Abroger, Conserver ou Trier. Que faire du droit privé étranger dans un territoire libéré ?

Abroger, Conserver ou Trier. Que faire du droit privé étranger dans un territoire libéré ? Un colloque sera organisé à Vannes, du 27 au 28 mars : Abroger, Conserver ou Trier. Que faire du droit privé étranger dans un territoire libéré ? Approches historiques et comparative.

Abroger, Conserver ou Trier.

Dans l’histoire humaine, lorsqu’un pays a occupé un pays voisin, il a toujours été entendu – par intérêt bien compris – que le pays occupant imposait son propre droit public (son fonctionnement constitutionnel, ses institutions administratives, judiciaires, militaires, fiscales, ses règles d’ordre public), mais qu’il n’imposait ni sa religion, ni son propre droit privé. L’intérêt bien compris du vainqueur est de respecter les croyances, les traditions et les coutumes des peuples vaincus qui accepteront d’autant mieux le nouveau souverain.

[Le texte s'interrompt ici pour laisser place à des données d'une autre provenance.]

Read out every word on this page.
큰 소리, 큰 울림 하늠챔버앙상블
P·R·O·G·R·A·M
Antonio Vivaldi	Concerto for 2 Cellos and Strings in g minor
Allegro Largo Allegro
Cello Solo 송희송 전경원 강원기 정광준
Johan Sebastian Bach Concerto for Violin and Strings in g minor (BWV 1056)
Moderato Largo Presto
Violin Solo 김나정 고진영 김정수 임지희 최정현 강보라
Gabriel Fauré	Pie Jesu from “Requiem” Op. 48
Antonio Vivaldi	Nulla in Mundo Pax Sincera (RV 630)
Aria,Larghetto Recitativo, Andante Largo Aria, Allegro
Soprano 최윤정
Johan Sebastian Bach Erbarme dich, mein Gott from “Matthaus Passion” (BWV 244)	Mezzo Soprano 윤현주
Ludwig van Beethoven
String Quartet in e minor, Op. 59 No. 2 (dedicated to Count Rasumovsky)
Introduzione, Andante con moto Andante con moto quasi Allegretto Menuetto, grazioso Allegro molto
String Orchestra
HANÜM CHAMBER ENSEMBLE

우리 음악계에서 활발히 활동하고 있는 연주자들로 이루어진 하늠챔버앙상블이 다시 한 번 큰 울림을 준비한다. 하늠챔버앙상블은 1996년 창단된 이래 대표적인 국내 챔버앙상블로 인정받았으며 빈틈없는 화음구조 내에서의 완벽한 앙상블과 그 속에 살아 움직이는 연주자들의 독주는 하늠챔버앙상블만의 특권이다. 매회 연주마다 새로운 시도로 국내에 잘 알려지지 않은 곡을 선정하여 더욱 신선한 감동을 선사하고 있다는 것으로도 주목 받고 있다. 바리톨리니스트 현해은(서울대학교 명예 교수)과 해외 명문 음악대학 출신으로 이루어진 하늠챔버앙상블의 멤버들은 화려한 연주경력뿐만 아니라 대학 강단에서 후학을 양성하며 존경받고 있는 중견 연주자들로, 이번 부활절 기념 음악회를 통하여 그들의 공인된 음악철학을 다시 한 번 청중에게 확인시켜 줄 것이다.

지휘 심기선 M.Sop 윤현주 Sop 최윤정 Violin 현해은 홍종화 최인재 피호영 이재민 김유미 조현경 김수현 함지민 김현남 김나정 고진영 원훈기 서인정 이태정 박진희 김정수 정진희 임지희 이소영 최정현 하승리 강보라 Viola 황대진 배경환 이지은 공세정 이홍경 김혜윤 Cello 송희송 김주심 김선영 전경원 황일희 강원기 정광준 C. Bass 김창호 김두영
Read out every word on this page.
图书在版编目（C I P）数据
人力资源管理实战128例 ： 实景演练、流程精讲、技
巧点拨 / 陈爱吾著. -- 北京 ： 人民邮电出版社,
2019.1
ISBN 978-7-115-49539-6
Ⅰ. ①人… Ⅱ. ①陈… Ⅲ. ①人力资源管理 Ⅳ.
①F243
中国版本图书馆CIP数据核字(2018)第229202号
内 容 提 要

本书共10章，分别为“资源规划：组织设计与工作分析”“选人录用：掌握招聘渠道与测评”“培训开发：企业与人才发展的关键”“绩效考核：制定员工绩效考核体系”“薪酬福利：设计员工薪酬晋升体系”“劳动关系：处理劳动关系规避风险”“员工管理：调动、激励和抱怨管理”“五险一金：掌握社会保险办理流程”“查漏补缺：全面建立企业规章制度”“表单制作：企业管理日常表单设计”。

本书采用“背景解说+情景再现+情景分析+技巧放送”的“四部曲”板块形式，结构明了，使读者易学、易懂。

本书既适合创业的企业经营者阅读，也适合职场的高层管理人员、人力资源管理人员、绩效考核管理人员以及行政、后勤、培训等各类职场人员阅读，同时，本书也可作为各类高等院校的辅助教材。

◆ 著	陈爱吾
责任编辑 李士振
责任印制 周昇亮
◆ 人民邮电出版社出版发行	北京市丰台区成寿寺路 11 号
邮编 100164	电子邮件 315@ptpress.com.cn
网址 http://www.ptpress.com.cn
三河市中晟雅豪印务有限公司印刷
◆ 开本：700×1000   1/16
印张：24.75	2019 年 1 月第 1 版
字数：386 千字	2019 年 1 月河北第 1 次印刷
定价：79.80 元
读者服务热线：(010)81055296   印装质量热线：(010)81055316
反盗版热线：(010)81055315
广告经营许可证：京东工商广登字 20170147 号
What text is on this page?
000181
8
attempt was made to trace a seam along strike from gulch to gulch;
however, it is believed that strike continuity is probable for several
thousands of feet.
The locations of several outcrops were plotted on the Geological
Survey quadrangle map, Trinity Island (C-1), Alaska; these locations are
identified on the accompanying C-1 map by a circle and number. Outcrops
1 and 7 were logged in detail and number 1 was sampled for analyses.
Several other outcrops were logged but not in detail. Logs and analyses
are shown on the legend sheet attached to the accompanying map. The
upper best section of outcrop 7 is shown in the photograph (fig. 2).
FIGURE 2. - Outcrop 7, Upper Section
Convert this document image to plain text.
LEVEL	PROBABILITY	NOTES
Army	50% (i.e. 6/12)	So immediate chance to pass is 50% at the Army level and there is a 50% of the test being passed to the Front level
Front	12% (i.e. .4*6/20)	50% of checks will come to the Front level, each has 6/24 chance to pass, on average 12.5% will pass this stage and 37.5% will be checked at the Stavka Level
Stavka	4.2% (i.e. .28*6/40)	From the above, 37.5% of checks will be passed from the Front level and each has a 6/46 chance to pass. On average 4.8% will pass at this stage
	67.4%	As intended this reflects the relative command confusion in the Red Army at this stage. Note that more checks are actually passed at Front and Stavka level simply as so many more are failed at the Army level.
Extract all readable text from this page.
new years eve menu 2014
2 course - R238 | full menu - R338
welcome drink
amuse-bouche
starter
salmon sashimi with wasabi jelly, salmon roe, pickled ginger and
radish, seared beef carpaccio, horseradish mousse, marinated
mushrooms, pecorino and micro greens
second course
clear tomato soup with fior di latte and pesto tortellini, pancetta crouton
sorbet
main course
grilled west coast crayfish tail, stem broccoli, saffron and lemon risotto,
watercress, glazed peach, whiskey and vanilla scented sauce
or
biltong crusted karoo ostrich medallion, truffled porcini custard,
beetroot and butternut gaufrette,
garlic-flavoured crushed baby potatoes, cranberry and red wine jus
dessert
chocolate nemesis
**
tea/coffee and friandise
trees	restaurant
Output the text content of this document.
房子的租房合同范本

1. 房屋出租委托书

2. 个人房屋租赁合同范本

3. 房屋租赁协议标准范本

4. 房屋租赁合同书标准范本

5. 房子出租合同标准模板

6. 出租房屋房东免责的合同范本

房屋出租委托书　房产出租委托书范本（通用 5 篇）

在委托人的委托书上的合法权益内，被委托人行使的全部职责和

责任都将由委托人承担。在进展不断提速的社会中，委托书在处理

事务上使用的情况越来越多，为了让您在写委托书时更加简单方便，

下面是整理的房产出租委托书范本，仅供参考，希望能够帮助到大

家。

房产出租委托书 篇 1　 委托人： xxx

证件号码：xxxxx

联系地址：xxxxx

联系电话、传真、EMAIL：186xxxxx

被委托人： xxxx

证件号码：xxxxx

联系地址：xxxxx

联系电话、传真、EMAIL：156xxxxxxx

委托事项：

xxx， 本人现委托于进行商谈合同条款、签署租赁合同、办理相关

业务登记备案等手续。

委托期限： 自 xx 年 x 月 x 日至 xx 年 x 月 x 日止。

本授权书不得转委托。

Mais, à compter de la Révolution française et plus encore de l’Empire de Napoléon, le principe est bouleversé : il s’agit de transformer le peuple vaincu en transposant également le droit privé du vainqueur. Au moment où Napoléon et son système s’écroulent (1813-1815), la grande question qui va se poser partout en Europe est la suivante : que faire du droit privé qui a été imposé par le souverain étranger ?

D’un côté, ce droit privé symbolise la sujétion des populations soumises et correspond souvent à des règles juridiques imposées par la force. D’un autre côté, il s’est parfois appliqué durant plusieurs décennies, de sorte que les populations et les praticiens (juges, avocats, notaires) y sont en partie habitués.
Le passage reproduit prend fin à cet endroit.